South Africa’s Finance Minister Malusi Gigaba warned this week that if the crisis facing state-owned electricity supplier, the Electricity Supply Commission (Eskom) is “not dealt with urgently, South Africa’s whole economy could collapse” before the end of January.
According to reports in the South African media, Gigaba said at a pre-World Economic Forum (WEF) breakfast meeting in Johannesburg that the state “simply does not have the funds to bail out Eskom” and that the utility could collapse before the South African team at the WEF in Davos return once that conference ends on January 26.
“There would be no currency, and no economy for the country if Eskom went belly-up,” Gigaba warned, adding that the “crisis is extremely serious. “
The finance minister said there are “problems at Eskom’s board and senior management, who simply don’t seem to grasp the seriousness of the situation.”
Deputy President Cyril Ramaphosa—recently elected president of the ANC and therefore the country’s next president—said at the same meeting that “the challenges around Eskom are huge, and said the state-owned enterprise is top of mind.
“The minister of finance is seized with this on an hourly basis,” he said in answer to a question on the seriousness of Eskom’s financial woes.
Earlier, Gigaba told reporters that “Eskom is the biggest issue keeping him awake at night.”
The board—all “affirmative action” appointees who were pushed into their positions—displacing the white governors who had successfully run the corporation since its founding in 1923—have steadily run down the corporation due to a series of basic and compounding errors.
These errors have primarily included letting untold millions of blacks have “free” power (all actually paid for by hikes to the tariff-paying sector of the population, i.e. the whites) by letting them run up billions in unpaid bills, gross day-to-day mismanagement and lack of structure maintenance which has caused the “rolling blackouts” for which the country has become infamous, and then finally a reckless and ill-planned rush building program to make up the supply shortfall.
The latter building program seems to have pushed Eskom to the brink, as its debt due to the commissioning of two new facilities—at Medupi and Kusile—has seen the corporation use R275 billion of the state Treasury’s R350 billion’s worth of government guarantees.
The guarantees were made to a set of international and local lenders who put up the cash—and who now have expressed concern that Eskom has botched the process. They have threatened to call up the debt with the government—something which, if it happens, will bring about the collapse which is keeping Finance Minister Gigaba awake at night.

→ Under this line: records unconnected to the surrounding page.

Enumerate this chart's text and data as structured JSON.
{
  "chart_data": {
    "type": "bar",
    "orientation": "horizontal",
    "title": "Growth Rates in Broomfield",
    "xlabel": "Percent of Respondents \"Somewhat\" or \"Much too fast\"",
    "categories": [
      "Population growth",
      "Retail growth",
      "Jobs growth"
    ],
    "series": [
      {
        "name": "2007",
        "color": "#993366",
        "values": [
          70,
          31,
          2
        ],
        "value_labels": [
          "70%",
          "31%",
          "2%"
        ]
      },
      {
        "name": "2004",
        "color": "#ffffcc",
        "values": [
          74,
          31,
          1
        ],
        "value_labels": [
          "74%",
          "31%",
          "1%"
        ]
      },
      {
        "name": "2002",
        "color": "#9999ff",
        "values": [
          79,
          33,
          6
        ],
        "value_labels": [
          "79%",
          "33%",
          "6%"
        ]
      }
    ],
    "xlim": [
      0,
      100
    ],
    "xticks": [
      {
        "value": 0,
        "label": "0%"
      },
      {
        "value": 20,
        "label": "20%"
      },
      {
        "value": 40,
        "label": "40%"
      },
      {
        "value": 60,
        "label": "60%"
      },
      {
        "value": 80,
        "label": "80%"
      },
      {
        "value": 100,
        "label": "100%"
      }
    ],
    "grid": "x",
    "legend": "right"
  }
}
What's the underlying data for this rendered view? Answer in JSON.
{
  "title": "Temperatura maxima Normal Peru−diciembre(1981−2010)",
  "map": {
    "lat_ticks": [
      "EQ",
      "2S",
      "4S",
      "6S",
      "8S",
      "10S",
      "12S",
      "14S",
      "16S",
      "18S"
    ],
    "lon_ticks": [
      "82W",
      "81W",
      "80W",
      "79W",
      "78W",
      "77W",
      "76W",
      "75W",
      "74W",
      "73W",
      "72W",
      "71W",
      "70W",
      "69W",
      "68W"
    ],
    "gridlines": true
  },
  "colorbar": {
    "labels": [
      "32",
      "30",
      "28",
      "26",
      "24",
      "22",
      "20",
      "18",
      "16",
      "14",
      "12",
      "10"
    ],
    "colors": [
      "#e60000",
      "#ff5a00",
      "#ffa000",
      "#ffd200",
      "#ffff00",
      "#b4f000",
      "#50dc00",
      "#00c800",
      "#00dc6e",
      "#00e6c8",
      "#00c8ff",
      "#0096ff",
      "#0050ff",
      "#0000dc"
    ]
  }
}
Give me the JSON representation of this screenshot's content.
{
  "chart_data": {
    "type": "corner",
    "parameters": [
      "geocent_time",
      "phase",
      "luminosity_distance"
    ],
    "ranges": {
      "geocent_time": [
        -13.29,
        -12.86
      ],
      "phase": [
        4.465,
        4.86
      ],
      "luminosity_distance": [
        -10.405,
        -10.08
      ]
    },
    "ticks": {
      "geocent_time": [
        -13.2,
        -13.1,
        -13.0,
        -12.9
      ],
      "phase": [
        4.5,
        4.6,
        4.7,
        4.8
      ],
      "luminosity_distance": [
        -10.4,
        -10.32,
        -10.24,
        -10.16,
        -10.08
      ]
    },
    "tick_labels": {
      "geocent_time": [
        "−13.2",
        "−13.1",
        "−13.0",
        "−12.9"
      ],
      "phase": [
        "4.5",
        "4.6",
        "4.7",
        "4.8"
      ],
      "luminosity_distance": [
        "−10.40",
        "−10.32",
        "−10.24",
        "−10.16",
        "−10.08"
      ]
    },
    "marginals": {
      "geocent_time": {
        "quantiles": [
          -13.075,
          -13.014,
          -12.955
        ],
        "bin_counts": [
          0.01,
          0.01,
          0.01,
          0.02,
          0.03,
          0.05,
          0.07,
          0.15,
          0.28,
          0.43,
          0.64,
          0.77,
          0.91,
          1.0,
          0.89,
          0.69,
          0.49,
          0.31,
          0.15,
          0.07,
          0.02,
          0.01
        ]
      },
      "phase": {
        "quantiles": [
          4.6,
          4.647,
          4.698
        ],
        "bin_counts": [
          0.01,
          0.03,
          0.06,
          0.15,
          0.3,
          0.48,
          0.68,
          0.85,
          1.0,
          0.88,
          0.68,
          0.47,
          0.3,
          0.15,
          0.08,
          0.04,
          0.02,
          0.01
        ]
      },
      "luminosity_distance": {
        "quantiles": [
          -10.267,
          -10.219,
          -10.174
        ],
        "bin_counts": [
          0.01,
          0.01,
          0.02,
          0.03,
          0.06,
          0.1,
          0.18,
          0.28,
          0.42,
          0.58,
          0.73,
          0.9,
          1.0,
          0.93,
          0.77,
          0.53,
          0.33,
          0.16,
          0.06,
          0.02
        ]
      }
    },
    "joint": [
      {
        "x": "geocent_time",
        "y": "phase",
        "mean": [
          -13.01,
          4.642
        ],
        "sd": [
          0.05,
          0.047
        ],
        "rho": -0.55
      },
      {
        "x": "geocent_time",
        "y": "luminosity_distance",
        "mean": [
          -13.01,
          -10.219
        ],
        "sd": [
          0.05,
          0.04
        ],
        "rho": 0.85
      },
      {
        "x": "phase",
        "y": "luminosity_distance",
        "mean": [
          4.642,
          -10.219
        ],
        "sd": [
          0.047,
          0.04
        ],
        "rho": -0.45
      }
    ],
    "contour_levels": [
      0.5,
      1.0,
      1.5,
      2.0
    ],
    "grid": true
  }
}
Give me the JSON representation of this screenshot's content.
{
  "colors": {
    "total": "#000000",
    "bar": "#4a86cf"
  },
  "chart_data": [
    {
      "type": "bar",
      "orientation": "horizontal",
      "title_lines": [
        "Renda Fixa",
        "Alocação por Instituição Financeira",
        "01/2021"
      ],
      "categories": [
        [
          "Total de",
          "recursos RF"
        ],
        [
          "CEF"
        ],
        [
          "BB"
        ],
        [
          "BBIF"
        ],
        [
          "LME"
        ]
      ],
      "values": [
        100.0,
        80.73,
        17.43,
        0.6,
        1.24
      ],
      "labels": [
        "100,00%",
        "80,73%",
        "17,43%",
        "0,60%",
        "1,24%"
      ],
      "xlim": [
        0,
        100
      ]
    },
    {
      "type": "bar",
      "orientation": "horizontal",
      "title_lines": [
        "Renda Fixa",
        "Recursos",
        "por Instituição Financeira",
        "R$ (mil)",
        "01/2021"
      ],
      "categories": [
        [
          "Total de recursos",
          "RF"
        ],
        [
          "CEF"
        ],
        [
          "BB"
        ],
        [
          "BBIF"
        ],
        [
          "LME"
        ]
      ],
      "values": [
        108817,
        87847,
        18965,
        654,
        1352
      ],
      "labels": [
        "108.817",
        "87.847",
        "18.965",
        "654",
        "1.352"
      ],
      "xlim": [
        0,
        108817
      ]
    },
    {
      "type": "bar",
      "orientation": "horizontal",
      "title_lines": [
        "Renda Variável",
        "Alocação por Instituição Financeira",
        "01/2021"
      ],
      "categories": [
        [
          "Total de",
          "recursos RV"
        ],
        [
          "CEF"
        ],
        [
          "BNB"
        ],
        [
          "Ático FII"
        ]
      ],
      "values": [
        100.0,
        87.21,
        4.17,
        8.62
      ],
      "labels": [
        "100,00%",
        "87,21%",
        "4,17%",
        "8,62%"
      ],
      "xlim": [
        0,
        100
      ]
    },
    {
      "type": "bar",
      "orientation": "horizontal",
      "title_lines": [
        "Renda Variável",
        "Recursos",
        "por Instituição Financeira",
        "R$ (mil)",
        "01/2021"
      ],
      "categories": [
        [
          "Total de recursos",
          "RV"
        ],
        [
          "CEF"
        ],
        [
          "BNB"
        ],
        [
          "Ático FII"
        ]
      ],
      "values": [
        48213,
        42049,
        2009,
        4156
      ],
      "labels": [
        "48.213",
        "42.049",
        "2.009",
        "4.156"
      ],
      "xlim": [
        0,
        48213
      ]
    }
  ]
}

In November 2016, the Fin24 news service reported that the that the power utility’s “poor governance had left it teetering on the edge of insolvency, with only R1.2bn of liquidity reserves expected to be in hand at the end of the November.”
Furthermore, Fin24 added, in its latest report to its shareholder representative, the utility said it would have a R5bn negative liquidity position by the end of January—one of the factors which sparked the lender’s unease.
* It was announced today that all Eskom executives who are facing “allegations of corruption,” including former acting chief executive Officer (CEO) Matshela Koko and suspended chief financial officer (CFO) Anoj Singh, are to be removed immediately from their positions as part of the government’s efforts to ward off a collapse by boosting investor confidence that they are doing something about the situation.